DON EDELMIRO.- Palmira Imperio, dueña de la compañía.
EL CURA.- Señora… Edelmiro Clemente, he querido evitar complicaciones, por eso vengo a hablar contigo.
DON EDELMIRO.- Usted dirá.
EL CURA.- Te he telefoneado varias veces. Te he enviado varios recados. Me has hecho venir. Has agotado mi paciencia y aquí estoy.
DON EDELMIRO.- Bien. Usted dirá. Pero creo que no podrá darme una explicación sensata
EL CURA.- ¡Muy sensata! Tú bien sabías de los escándalos de estas mujeres por todos los pueblos donde van, y sabiendo con certeza a lo que te exponías, las has contratado y anunciado bochornosamente con esa insinuante y obscena propaganda por pueblos cercanos, cuya propaganda has lanzado también en nuestro pueblo. Se te ha reclamado varias veces. Se te ha venido a llamar la atención y has seguido insistiendo. Todo el mundo sabe por qué ha sido expulsada de la compañía la mujer que acaba de expulsarse. ¿Qué quieres, Edelmiro, que llegue la noche y la calle se llene de hombres para esperarlas? ¿Qué sea la gente de nuestro pueblo otra víctima más de esas mujeres?
LA DIVINA.- ¡Eso es cuenta de cada una!
LA MAGDALENA.- ¡Es algo que nadie puede meterse en ello!
LA PALMIRA.- ¡Callad vosotras! Padre, por el proceder de una no se puede culpar a las otras. Una no es maestra de escuela para controlar los actos de las demás.
EL CURA.- No le he preguntado, señora. Velo por el alma de mis feligreses y estoy dispuesto a defenderla.

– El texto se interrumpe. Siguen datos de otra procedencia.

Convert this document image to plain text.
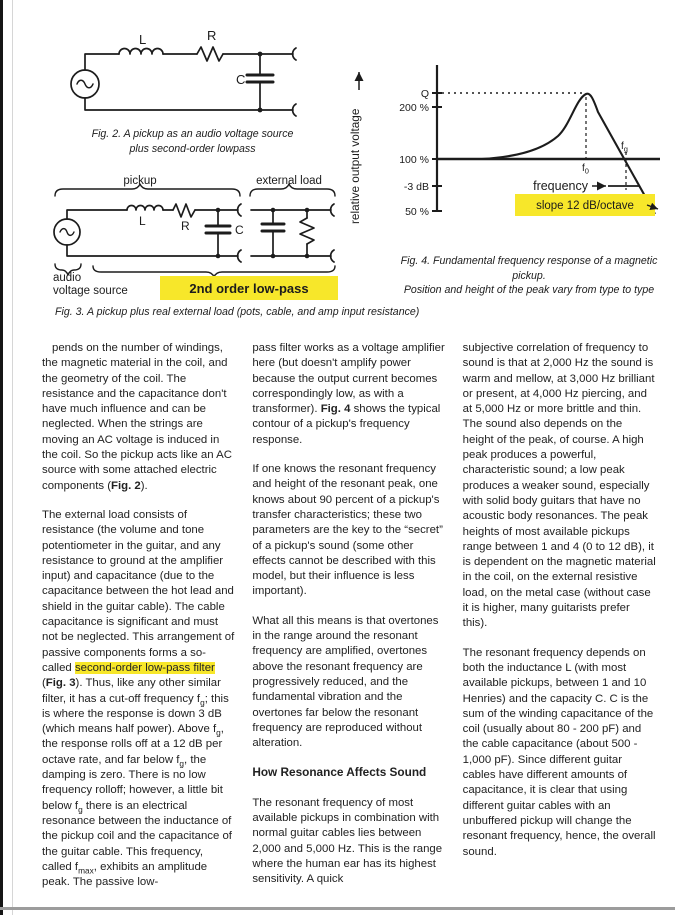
L	R
C
Fig. 2. A pickup as an audio voltage source
plus second-order lowpass
pickup	external load
L	R	C
audio
voltage source	2nd order low-pass
Fig. 3. A pickup plus real external load (pots, cable, and amp input resistance)
relative output voltage
Q
200 %
100 %
-3 dB
50 %
$f_0$
$f_g$
frequency
slope 12 dB/octave
Fig. 4. Fundamental frequency response of a magnetic pickup.
Position and height of the peak vary from type to type

pends on the number of windings, the magnetic material in the coil, and the geometry of the coil. The resistance and the capacitance don't have much influence and can be neglected. When the strings are moving an AC voltage is induced in the coil. So the pickup acts like an AC source with some attached electric components (Fig. 2).

The external load consists of resistance (the volume and tone potentiometer in the guitar, and any resistance to ground at the amplifier input) and capacitance (due to the capacitance between the hot lead and shield in the guitar cable). The cable capacitance is significant and must not be neglected. This arrangement of passive components forms a so-called second-order low-pass filter (Fig. 3). Thus, like any other similar filter, it has a cut-off frequency $f_g$; this is where the response is down 3 dB (which means half power). Above $f_g$, the response rolls off at a 12 dB per octave rate, and far below $f_g$, the damping is zero. There is no low frequency rolloff; however, a little bit below $f_g$ there is an electrical resonance between the inductance of the pickup coil and the capacitance of the guitar cable. This frequency, called $f_{max}$, exhibits an amplitude peak. The passive low-

pass filter works as a voltage amplifier here (but doesn't amplify power because the output current becomes correspondingly low, as with a transformer). Fig. 4 shows the typical contour of a pickup's frequency response.

If one knows the resonant frequency and height of the resonant peak, one knows about 90 percent of a pickup's transfer characteristics; these two parameters are the key to the “secret” of a pickup's sound (some other effects cannot be described with this model, but their influence is less important).

What all this means is that overtones in the range around the resonant frequency are amplified, overtones above the resonant frequency are progressively reduced, and the fundamental vibration and the overtones far below the resonant frequency are reproduced without alteration.

How Resonance Affects Sound

The resonant frequency of most available pickups in combination with normal guitar cables lies between 2,000 and 5,000 Hz. This is the range where the human ear has its highest sensitivity. A quick

subjective correlation of frequency to sound is that at 2,000 Hz the sound is warm and mellow, at 3,000 Hz brilliant or present, at 4,000 Hz piercing, and at 5,000 Hz or more brittle and thin. The sound also depends on the height of the peak, of course. A high peak produces a powerful, characteristic sound; a low peak produces a weaker sound, especially with solid body guitars that have no acoustic body resonances. The peak heights of most available pickups range between 1 and 4 (0 to 12 dB), it is dependent on the magnetic material in the coil, on the external resistive load, on the metal case (without case it is higher, many guitarists prefer this).

The resonant frequency depends on both the inductance L (with most available pickups, between 1 and 10 Henries) and the capacity C. C is the sum of the winding capacitance of the coil (usually about 80 - 200 pF) and the cable capacitance (about 500 - 1,000 pF). Since different guitar cables have different amounts of capacitance, it is clear that using different guitar cables with an unbuffered pickup will change the resonant frequency, hence, the overall sound.
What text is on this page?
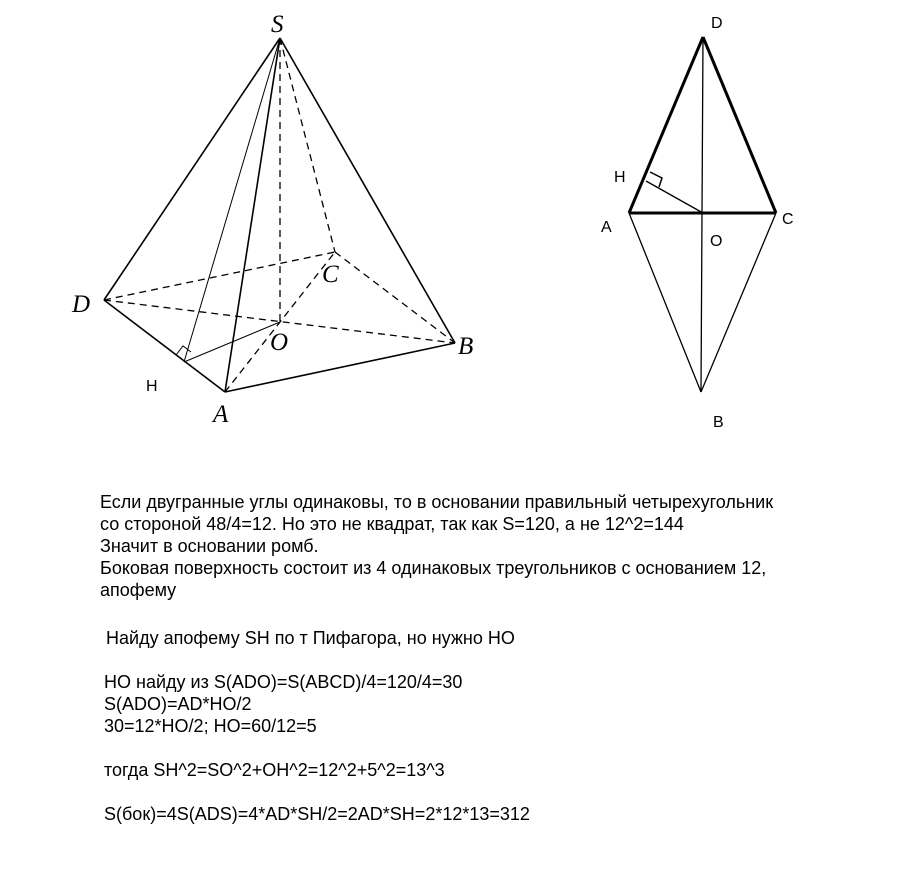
S
D
C
O	B
A
H
D
H
A	C
O
B

Если двугранные углы одинаковы, то в основании правильный четырехугольник

со стороной 48/4=12. Но это не квадрат, так как S=120, а не 12^2=144

Значит в основании ромб.

Боковая поверхность состоит из 4 одинаковых треугольников с основанием 12,

апофему

Найду апофему SH по т Пифагора, но нужно НО

НО найду из S(ADO)=S(ABCD)/4=120/4=30

S(ADO)=AD*HO/2

30=12*HO/2; HO=60/12=5

тогда SH^2=SO^2+OH^2=12^2+5^2=13^3

S(бок)=4S(ADS)=4*AD*SH/2=2AD*SH=2*12*13=312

LA MAGDALENA.- No estará usted seguro de ellos.
EL CURA.- Muy seguro
LA MAGDALENA.- Entonces no lo entendemos.
LA PALMIRA.- No quisiéramos decirle· que su misión en este teatro nos parece disparatada.
LA MAGDALENA.- ¡Absurda!
LA ASUNCIÓN.- ¿Quién se cree que somos?
LA DEL LIMONAR.- ¿Qué pruebas concretas tiene para hablar así?

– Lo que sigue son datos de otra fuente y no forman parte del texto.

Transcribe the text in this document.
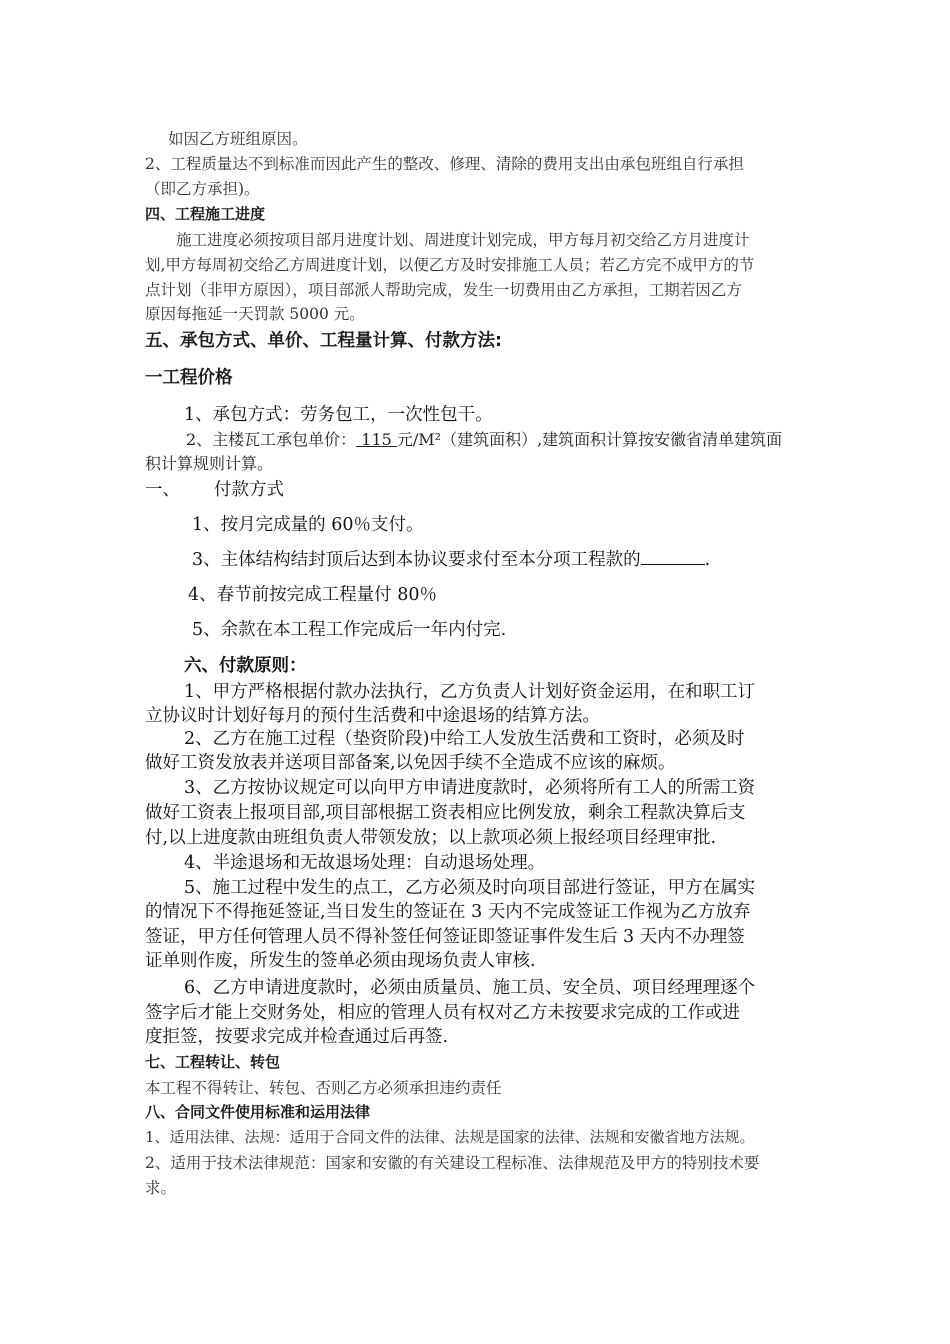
如因乙方班组原因。
2、工程质量达不到标准而因此产生的整改、修理、清除的费用支出由承包班组自行承担
（即乙方承担)。
四、工程施工进度
施工进度必须按项目部月进度计划、周进度计划完成，甲方每月初交给乙方月进度计
划,甲方每周初交给乙方周进度计划，以便乙方及时安排施工人员；若乙方完不成甲方的节
点计划（非甲方原因），项目部派人帮助完成，发生一切费用由乙方承担，工期若因乙方
原因每拖延一天罚款 5000 元。
五、承包方式、单价、工程量计算、付款方法:
一工程价格
1、承包方式：劳务包工，一次性包干。
2、主楼瓦工承包单价： 115 元/M²（建筑面积）,建筑面积计算按安徽省清单建筑面
积计算规则计算。
一、 付款方式
1、按月完成量的 60％支付。
3、主体结构结封顶后达到本协议要求付至本分项工程款的	.
4、春节前按完成工程量付 80％
5、余款在本工程工作完成后一年内付完.
六、付款原则：
1、甲方严格根据付款办法执行，乙方负责人计划好资金运用，在和职工订
立协议时计划好每月的预付生活费和中途退场的结算方法。
2、乙方在施工过程（垫资阶段)中给工人发放生活费和工资时，必须及时
做好工资发放表并送项目部备案,以免因手续不全造成不应该的麻烦。
3、乙方按协议规定可以向甲方申请进度款时，必须将所有工人的所需工资
做好工资表上报项目部,项目部根据工资表相应比例发放，剩余工程款决算后支
付,以上进度款由班组负责人带领发放；以上款项必须上报经项目经理审批.
4、半途退场和无故退场处理：自动退场处理。
5、施工过程中发生的点工，乙方必须及时向项目部进行签证，甲方在属实
的情况下不得拖延签证,当日发生的签证在 3 天内不完成签证工作视为乙方放弃
签证，甲方任何管理人员不得补签任何签证即签证事件发生后 3 天内不办理签
证单则作废，所发生的签单必须由现场负责人审核.
6、乙方申请进度款时，必须由质量员、施工员、安全员、项目经理理逐个
签字后才能上交财务处，相应的管理人员有权对乙方未按要求完成的工作或进
度拒签，按要求完成并检查通过后再签.
七、工程转让、转包
本工程不得转让、转包、否则乙方必须承担违约责任
八、合同文件使用标准和运用法律
1、适用法律、法规：适用于合同文件的法律、法规是国家的法律、法规和安徽省地方法规。
2、适用于技术法律规范：国家和安徽的有关建设工程标准、法律规范及甲方的特别技术要
求。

LA MAGDALENA.- ¡Esto le puede costar caro! No se puede hacer caso de lo que digan.
LA ASUNCIÓN.- ¡Que se pruebe lo que dice! ¡Que se pruebe!
LA MAGDALENA.- ¡Yo soy capaz de denunciarlas!

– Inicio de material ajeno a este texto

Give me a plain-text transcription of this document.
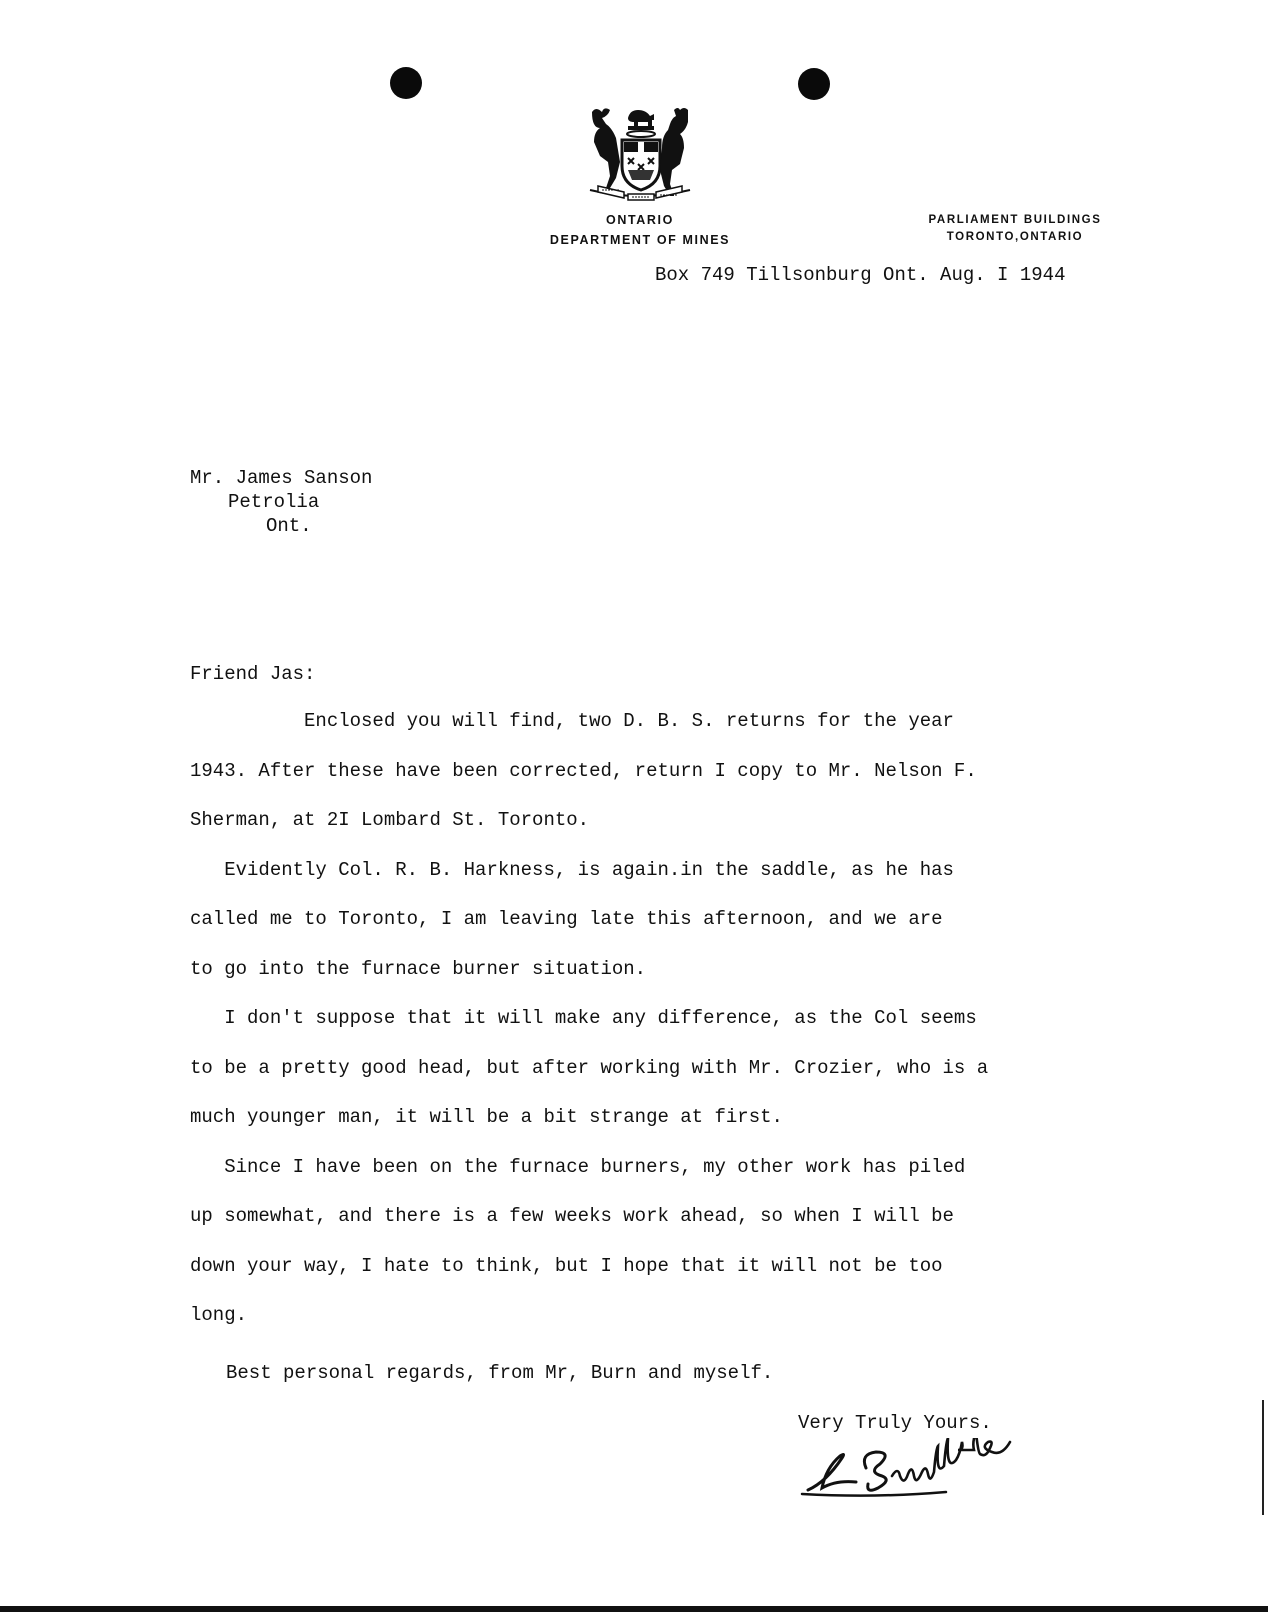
ONTARIO
DEPARTMENT OF MINES
PARLIAMENT BUILDINGS
TORONTO,ONTARIO
Box 749 Tillsonburg Ont. Aug. I 1944
Mr. James Sanson
Petrolia
Ont.
Friend Jas:
Enclosed you will find, two D. B. S. returns for the year
1943. After these have been corrected, return I copy to Mr. Nelson F.
Sherman, at 2I Lombard St. Toronto.
Evidently Col. R. B. Harkness, is again.in the saddle, as he has
called me to Toronto, I am leaving late this afternoon, and we are
to go into the furnace burner situation.
I don't suppose that it will make any difference, as the Col seems
to be a pretty good head, but after working with Mr. Crozier, who is a
much younger man, it will be a bit strange at first.
Since I have been on the furnace burners, my other work has piled
up somewhat, and there is a few weeks work ahead, so when I will be
down your way, I hate to think, but I hope that it will not be too
long.
Best personal regards, from Mr, Burn and myself.
Very Truly Yours.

DON EDELMIRO.- ¡Es un terreno que no tiene por qué tocar! ¡Este teatro es mío y la libertad humana es propia de los seres humanos y no pueden limitarla con prejuicios y amenazas!
EL CURA.- No se amenaza a nadie ni se priva a nadie de su libertad. Velo por mis derechos y no quiero ser responsable de pecados mayores.
ROSITA.- Pero ¿qué sabe usted de los pecados de sus feligreses?
EL CURA.- ¡No hables tú, Rosita, que llevas sin entrar a la iglesia más de un año!
ROSITA.- ¡He visto entrar a muchos ladrones y canallas, y yo no voy donde van los que ni siquiera saben arrepentirse!
EL CURA.- No tienes concepto del perdón porque eres hereje, pero alguna vez vendrás a tomar la comunión de entre mis manos y perdonaré tus pecados.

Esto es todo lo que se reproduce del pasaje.